The contribution of pelvic tilt to HF varies widely but appears to be influenced by hamstring length as it tends to be greater when individuals have shorter hamstrings (a lower straight leg raising angle) or when the hamstrings are put on stretch (the knee is extended). This follows as a pull of the hamstrings on their insertion (ischial tuberosity) has the potential to foster a posterior pelvic tilt. As pelvic tilting occurs during both passive and active HF, it appears that the motion is not dependent on activation of the muscles that actively tilt the pelvis posteriorly (ie, rectus abdominus).

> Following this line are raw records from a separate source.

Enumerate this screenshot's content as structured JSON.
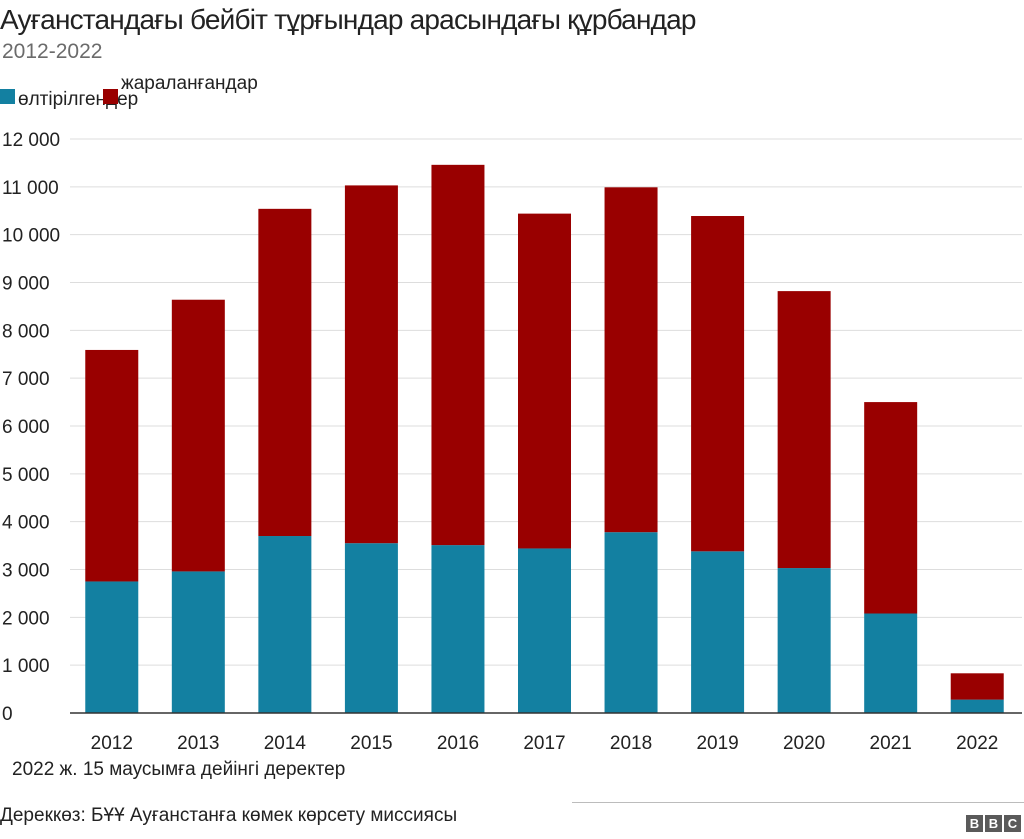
{
  "chart_data": {
    "type": "bar",
    "stacked": true,
    "title": "Ауғанстандағы бейбіт тұрғындар арасындағы құрбандар",
    "subtitle": "2012-2022",
    "categories": [
      "2012",
      "2013",
      "2014",
      "2015",
      "2016",
      "2017",
      "2018",
      "2019",
      "2020",
      "2021",
      "2022"
    ],
    "series": [
      {
        "name": "өлтірілгендер",
        "color": "#1380a1",
        "values": [
          2750,
          2960,
          3700,
          3550,
          3510,
          3440,
          3780,
          3380,
          3030,
          2080,
          280
        ]
      },
      {
        "name": "жараланғандар",
        "color": "#990000",
        "values": [
          4840,
          5680,
          6840,
          7480,
          7950,
          7000,
          7210,
          7010,
          5790,
          4420,
          550
        ]
      }
    ],
    "ylim": [
      0,
      12000
    ],
    "yticks": [
      0,
      1000,
      2000,
      3000,
      4000,
      5000,
      6000,
      7000,
      8000,
      9000,
      10000,
      11000,
      12000
    ],
    "ytick_labels": [
      "0",
      "1 000",
      "2 000",
      "3 000",
      "4 000",
      "5 000",
      "6 000",
      "7 000",
      "8 000",
      "9 000",
      "10 000",
      "11 000",
      "12 000"
    ],
    "grid": "horizontal",
    "legend_position": "top-left",
    "xlabel": "",
    "ylabel": "",
    "note": "2022 ж. 15 маусымға дейінгі деректер",
    "source": "Дереккөз: БҰҰ Ауғанстанға көмек көрсету миссиясы"
  },
  "branding": {
    "logo_letters": [
      "B",
      "B",
      "C"
    ],
    "logo_color": "#5a5a5a"
  }
}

Our systematic review has several limitations. First, all studies but one used surface markers to capture movement of the ipsilateral pelvis and thigh. No study incorporated markers or sensors on both sides of the pelvis. Second, the studies had relatively small samples of young adults, with only one study involving individuals with a known pathology. Larger samples, as well as samples involving older adults and patients, should be examined to determine whether pelvifemoral rhythm differs between groups. Such groups might include patients with impaired hip or lumbar spine range of motion (eg, ankylosing spondylitis) or weak hip flexor or abdominal muscles (eg, stroke), or athletes for whom hip flexion is particularly important (eg, gymnasts). It would be interesting to know if pelvifemoral rhythm has implications or is modifiable in such groups. Third, the heterogeneity of studies included in this review precluded our conducting a meta-analysis. We are left, therefore, only able to indicate that pelvifemoral rhythm is a reality that should be considered when HF is performed under various circumstances.

Conflicts of interest

The authors have no conflicts of interest to declare.